There are already many examples; tools like Ethpector are illustrative because they showcase how researchers can help provide not only careful analysis but also practical tools for blockchains.
Fourth, regulators should work with, rather than against or independently of, developers and entrepreneurs.
Regulators should provide a set of guiding principles, which would need to be accounted for by developers of DeFi interfaces. Regulators need to think of ways to reward developers of good interfaces and punish designers of poor interfaces, which can be subject to hacking and expose the underlying DeFi services to costly attacks, says Agostino Capponi, director of the Columbia Center for Digital Finance and Technologies.
By working collaboratively, regulators are not burdened by having to be subject matter experts on every emerging technology they can outsource that to the Web3 community and play to their strengths, which is building scalable processes.
Fifth, and most controversially, DeFi projects should work toward a middle-ground where users go through some level of KYC/AML verification to ensure that malicious actors are not leveraging Web3 infrastructure for harmful purposes.
Although the DeFi community has always opposed these requirements, there can be a middle ground: Every community requires some degree of structure, and there should be a process for ensuring that unambiguously malicious users are not exploiting DeFi platforms.
Decentralization is valuable in finance. As we have seen once again with the collapse of the Silicon Valley Bank, centralized institutions are vulnerable, and failures create large ripple effects for society.

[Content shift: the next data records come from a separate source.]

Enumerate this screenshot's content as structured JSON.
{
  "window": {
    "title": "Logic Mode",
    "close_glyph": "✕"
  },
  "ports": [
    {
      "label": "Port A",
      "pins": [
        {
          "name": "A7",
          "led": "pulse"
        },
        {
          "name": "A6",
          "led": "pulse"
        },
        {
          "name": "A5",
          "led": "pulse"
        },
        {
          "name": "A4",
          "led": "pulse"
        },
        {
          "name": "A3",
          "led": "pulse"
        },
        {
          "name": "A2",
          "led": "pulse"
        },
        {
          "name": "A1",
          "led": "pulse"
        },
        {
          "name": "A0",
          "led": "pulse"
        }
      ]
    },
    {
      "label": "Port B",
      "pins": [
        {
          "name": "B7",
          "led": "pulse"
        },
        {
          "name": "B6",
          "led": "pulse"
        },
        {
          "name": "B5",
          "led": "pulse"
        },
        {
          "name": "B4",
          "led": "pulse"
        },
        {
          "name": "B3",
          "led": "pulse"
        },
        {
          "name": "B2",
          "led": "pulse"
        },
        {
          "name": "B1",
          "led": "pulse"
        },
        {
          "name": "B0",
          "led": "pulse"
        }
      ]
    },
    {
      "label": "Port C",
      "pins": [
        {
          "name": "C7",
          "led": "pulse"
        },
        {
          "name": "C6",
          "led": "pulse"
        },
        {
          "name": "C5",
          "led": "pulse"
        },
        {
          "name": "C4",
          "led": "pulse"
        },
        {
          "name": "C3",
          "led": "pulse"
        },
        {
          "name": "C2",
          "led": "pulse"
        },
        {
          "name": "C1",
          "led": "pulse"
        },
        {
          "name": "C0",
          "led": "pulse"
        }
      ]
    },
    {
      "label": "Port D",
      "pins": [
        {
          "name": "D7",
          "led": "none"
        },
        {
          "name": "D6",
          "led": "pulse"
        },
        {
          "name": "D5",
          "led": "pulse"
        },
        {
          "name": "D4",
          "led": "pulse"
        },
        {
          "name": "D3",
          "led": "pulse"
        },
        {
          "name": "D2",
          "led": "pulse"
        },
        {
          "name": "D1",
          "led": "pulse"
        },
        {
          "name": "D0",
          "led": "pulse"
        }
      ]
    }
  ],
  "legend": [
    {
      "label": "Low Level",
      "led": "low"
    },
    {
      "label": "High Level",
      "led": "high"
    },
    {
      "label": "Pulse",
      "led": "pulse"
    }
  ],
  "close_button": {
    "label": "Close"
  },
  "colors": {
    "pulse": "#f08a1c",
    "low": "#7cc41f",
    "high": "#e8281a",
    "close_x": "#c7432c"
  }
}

My research in the Journal of Corporate Finance also highlights how DeFi is recognized as having greater security benefits: Following a well-known data breach on the centralized exchange KuCoin, for example, transactions grew 14% more on decentralized exchanges, relative to centralized exchanges. But more work remains to be done for DeFi to be accessible.
Ultimately, building a thriving ecosystem and market for cybersecurity in the Web3 community is going to require good-faith efforts from every stakeholder.